Kraków. Budowa Trasy Łagiewnickiej [WIZUALIZACJE]
Zapowiada się więc spór o pieniądze miedzy inwestorem a wykonawcą. Umowę zawarto na realizację prac za 802 mln zł (ze spłatą kredytu inwestycja ma kosztować miasto ok. 1,3 mld zł).
Budimex zwraca uwagę, że podczas budowy pojawiły się dodatkowe okoliczności zwiększające koszty inwestycji. Zaznaczają, że koncepcja nie była zgodna z dostępnymi warunkami terenowymi i prace projektowe trzeba było wydłużyć o rok - i o taki okres trzeba było dodatkowo utrzymywać sprzęt oraz ludzi. Zdaniem wykonawców doszły też prace dodatkowe związane z przełożeniem biegu rzeki Wilgi, co jest niezbędne do poprowadzenia trasy. Do tego wykonawcy wyliczają, że ceny materiałów budowlanych (beton, asfalt, stal, ropa) wzrosły średnio o 50 proc. w ciągu ostatnich dwóch lat, a ceny kontraktowe pochodziły z 2016 r.

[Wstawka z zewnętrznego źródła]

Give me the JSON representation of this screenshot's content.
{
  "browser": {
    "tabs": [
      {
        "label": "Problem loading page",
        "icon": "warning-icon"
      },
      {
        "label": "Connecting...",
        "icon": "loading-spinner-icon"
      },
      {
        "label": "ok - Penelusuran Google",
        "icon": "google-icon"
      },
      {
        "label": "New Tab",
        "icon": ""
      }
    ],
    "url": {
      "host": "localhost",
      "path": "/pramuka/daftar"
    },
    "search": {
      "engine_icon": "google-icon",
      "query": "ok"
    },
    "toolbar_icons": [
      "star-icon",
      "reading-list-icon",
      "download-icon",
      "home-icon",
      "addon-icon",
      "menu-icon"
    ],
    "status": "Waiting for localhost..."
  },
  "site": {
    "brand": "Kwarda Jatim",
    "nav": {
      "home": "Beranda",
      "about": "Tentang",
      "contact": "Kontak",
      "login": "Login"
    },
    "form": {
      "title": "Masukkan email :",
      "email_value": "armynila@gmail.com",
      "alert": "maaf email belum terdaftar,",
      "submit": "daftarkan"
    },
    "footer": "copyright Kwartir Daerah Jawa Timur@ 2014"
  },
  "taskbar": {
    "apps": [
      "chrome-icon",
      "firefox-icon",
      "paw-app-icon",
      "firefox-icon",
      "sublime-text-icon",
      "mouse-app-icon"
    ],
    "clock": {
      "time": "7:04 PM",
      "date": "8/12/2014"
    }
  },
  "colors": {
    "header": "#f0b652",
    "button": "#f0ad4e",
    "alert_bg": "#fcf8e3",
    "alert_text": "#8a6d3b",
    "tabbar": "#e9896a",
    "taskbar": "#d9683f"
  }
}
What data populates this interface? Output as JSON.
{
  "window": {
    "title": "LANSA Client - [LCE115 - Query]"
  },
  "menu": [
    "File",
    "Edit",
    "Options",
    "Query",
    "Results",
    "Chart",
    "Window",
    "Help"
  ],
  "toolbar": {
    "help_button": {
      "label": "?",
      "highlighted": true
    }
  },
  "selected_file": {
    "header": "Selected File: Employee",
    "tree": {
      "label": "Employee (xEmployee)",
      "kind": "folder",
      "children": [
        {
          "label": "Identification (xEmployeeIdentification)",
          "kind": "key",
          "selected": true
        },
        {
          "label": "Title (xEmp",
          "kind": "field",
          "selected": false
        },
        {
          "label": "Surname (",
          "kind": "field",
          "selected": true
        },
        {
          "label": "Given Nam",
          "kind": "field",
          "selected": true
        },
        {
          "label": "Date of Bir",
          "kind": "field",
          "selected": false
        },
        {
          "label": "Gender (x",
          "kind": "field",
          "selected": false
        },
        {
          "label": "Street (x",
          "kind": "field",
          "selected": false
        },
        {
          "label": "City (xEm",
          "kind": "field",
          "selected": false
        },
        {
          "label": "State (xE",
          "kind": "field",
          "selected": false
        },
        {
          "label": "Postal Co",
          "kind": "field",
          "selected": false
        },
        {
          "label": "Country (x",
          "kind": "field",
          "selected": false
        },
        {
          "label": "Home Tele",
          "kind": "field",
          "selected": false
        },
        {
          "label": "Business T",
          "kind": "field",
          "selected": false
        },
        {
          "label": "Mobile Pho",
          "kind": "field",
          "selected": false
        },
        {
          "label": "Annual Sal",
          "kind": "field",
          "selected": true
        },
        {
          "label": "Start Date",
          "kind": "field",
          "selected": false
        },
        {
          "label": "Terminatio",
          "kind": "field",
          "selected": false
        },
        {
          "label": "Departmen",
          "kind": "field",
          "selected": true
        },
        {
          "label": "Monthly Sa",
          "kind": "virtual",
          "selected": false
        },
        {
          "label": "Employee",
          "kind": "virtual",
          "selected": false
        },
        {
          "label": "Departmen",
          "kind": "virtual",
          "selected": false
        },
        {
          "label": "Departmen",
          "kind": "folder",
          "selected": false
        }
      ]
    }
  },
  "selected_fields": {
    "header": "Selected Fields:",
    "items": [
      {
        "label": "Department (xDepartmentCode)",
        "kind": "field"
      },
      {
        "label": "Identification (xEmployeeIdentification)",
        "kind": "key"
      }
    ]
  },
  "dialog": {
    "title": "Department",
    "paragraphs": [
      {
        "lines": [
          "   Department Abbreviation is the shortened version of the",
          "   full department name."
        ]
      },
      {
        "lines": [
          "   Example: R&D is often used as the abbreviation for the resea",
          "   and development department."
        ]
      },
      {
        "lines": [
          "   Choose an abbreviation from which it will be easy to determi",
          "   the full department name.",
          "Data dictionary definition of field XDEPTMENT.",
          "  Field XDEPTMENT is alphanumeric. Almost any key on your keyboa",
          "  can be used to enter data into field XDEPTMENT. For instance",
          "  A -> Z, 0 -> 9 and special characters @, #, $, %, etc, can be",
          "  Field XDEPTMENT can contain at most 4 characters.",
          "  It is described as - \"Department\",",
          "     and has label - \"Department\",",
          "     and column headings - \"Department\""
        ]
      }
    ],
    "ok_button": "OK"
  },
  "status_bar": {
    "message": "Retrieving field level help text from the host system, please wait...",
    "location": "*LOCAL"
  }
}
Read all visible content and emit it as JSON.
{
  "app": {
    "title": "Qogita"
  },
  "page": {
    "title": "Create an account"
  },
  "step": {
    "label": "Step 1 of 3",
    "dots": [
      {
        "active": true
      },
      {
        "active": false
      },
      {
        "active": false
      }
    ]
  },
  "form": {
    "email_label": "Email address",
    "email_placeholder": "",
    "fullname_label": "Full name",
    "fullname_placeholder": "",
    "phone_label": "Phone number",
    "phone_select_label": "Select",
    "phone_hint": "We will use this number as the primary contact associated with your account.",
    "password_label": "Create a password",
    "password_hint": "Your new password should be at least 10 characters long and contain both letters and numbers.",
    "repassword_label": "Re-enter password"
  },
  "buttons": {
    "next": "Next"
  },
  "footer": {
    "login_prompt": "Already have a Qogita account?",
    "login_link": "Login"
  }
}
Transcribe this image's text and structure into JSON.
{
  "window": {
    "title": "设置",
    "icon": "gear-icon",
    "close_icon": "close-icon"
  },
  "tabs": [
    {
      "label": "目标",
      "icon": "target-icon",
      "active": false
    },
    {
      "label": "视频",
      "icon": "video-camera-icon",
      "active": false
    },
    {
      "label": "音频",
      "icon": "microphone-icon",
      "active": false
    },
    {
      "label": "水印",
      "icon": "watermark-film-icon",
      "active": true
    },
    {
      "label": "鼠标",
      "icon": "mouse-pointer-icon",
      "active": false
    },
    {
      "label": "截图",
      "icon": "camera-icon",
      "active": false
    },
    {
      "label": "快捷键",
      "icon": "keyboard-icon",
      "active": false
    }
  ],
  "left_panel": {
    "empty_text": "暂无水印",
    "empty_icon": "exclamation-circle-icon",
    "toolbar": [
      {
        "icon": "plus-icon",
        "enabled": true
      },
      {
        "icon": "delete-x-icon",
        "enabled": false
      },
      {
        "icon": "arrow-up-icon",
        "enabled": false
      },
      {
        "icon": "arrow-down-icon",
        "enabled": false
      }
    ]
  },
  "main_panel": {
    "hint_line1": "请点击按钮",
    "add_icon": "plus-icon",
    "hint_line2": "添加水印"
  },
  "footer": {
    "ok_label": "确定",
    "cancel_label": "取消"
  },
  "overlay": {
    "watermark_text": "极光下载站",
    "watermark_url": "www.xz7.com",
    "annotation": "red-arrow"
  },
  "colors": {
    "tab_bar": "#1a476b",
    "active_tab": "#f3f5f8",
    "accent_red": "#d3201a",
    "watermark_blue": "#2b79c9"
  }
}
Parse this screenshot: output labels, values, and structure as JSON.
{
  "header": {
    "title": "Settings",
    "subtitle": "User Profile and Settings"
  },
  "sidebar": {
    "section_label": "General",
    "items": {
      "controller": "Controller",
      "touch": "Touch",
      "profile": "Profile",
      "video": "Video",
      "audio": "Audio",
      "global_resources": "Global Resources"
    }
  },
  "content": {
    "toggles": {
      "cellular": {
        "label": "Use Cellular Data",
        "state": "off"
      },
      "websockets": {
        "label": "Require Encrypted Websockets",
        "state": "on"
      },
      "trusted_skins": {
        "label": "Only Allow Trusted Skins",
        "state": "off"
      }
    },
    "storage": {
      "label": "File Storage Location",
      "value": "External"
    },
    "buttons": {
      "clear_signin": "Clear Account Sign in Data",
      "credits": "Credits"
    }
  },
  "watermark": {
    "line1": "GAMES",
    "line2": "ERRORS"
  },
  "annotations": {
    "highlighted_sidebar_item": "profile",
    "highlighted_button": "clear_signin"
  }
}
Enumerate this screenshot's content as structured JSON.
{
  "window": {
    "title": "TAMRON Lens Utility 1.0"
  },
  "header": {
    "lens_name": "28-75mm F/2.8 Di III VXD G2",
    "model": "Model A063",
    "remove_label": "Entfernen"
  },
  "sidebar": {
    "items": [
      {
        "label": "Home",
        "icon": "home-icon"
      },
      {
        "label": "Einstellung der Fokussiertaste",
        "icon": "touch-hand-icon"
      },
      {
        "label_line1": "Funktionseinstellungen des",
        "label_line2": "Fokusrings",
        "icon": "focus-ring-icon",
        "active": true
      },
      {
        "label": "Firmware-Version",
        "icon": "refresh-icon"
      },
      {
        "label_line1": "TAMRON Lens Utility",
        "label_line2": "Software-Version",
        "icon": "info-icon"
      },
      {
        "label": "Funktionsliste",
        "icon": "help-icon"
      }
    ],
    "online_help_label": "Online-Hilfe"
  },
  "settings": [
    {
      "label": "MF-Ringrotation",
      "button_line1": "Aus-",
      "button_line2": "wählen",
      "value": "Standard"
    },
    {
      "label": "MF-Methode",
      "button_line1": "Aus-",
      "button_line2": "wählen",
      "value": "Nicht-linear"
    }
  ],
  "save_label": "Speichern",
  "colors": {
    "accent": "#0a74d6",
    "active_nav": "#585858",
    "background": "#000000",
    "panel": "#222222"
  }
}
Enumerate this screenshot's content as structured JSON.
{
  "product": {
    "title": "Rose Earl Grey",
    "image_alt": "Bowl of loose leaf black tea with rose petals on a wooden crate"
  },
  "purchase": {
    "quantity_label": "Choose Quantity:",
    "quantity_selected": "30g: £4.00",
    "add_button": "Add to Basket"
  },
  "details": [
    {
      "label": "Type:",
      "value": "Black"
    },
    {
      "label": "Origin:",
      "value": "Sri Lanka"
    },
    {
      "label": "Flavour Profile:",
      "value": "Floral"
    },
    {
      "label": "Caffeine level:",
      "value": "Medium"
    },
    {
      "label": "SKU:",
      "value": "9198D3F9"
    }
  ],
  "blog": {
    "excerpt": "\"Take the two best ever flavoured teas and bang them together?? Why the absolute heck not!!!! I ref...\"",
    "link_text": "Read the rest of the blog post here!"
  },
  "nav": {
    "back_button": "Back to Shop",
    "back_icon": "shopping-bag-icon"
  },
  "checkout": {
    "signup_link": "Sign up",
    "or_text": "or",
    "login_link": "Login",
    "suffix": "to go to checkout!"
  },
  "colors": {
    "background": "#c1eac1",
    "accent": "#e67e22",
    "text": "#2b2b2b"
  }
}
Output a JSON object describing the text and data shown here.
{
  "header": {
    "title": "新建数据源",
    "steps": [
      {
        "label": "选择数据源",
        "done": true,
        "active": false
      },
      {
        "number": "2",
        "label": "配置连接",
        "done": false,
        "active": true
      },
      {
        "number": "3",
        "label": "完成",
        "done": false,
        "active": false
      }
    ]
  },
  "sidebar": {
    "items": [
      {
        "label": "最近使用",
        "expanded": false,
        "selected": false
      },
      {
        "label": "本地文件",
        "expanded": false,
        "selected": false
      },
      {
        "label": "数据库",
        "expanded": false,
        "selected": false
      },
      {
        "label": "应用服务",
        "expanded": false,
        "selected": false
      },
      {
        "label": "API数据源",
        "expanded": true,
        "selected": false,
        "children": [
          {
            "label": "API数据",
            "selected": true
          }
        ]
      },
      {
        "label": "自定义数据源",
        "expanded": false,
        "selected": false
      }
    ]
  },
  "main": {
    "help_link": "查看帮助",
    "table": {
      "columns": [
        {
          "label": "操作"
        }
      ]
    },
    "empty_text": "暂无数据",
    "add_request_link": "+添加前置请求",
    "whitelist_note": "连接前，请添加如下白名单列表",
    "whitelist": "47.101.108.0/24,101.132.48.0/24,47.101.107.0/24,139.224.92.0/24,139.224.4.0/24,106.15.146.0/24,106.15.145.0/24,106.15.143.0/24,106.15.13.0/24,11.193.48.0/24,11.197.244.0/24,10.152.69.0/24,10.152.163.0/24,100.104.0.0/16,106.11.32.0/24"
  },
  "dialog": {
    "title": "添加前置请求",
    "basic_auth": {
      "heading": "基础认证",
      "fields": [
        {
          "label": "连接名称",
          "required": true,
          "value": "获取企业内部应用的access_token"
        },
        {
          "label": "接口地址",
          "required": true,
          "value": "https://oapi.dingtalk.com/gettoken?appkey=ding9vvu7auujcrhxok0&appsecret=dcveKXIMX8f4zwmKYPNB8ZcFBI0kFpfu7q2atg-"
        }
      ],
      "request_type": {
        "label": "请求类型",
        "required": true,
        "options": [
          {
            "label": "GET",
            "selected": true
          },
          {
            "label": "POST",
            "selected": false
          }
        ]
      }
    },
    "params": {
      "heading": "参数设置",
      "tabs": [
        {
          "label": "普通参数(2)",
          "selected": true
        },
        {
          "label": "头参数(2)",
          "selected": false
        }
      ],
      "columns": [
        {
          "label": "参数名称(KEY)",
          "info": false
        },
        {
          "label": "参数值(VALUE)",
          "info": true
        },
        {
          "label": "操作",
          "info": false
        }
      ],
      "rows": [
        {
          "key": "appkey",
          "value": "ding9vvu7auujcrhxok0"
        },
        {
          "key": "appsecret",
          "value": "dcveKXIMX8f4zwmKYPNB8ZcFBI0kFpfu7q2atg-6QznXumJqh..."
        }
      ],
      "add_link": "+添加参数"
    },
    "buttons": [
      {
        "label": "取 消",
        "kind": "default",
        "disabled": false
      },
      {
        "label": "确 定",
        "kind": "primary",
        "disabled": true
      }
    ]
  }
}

W odpowiedzialnej za inwestycję spółce Trasa Łagiewnicka przekonują, że przedsięwzięcie zostało dobrze zaplanowane i nie ma podstaw do tego, by dopłacać wykonawcom.
- Faktycznie części prac nie można było rozpocząć zgodnie z pierwotnymi założeniami ze względu na dłuższe oczekiwania nie niektóre decyzje administracyjne - przyznaje Krzysztof Migdał z zarządu spółki Trasa Łagiewnicka.
O około 10-12 miesięcy później niż się spodziewano uzyskano ponowną ocenę oddziaływania inwestycji na środowisko oraz odstępstwa ministerstwa infrastruktury od warunków technicznych, dotyczące np. odległości między skrzyżowaniami (ze względu na układ drogowy Krakowa) czy kąta skrzyżowania drogi w tunelu z przebiegającą nad nią linią kolejową.
- W związku z tym rozmawiamy z wykonawcą o przedłużeniu realizacji inwestycji o 10-12 miesięcy - wyjaśnia Krzysztof Migdał. - Od początku w koncepcji brane było natomiast pod uwagę przełożenie koryta Wilgi - dodaje.
W spółce Trasa Łagiewnicka nie widzą więc podstaw do tego, by za prace płacić większą kwotę. - Jako pełniący funkcję inżyniera kontraktu, uważam, że nie zachodzą przesłanki, by zwiększyć finansowanie - przekonuje Krzysztof Migdał.
Spółka Trasa Łagiewnicka w swoim oświadczeniu zaznaczyła też: „W opinii spółki nie ma obecnie podstaw do zejścia wykonawcy z placu budowy. Prace wykonywane są na całym zakresie inwestycji. Kontrakt realizowany jest w systemie „zaprojektuj i zbuduj”, więc wykonawcy przysługuje wynagrodzenie ryczałtowe. Na większości inwestycji publicznych w Polsce można zaobserwować pewien trend: wykonawcy chcą zwiększenia kwot. Podobnie jest z firmą Budimex, która realizuje budowę Trasy Łagiewnickiej”.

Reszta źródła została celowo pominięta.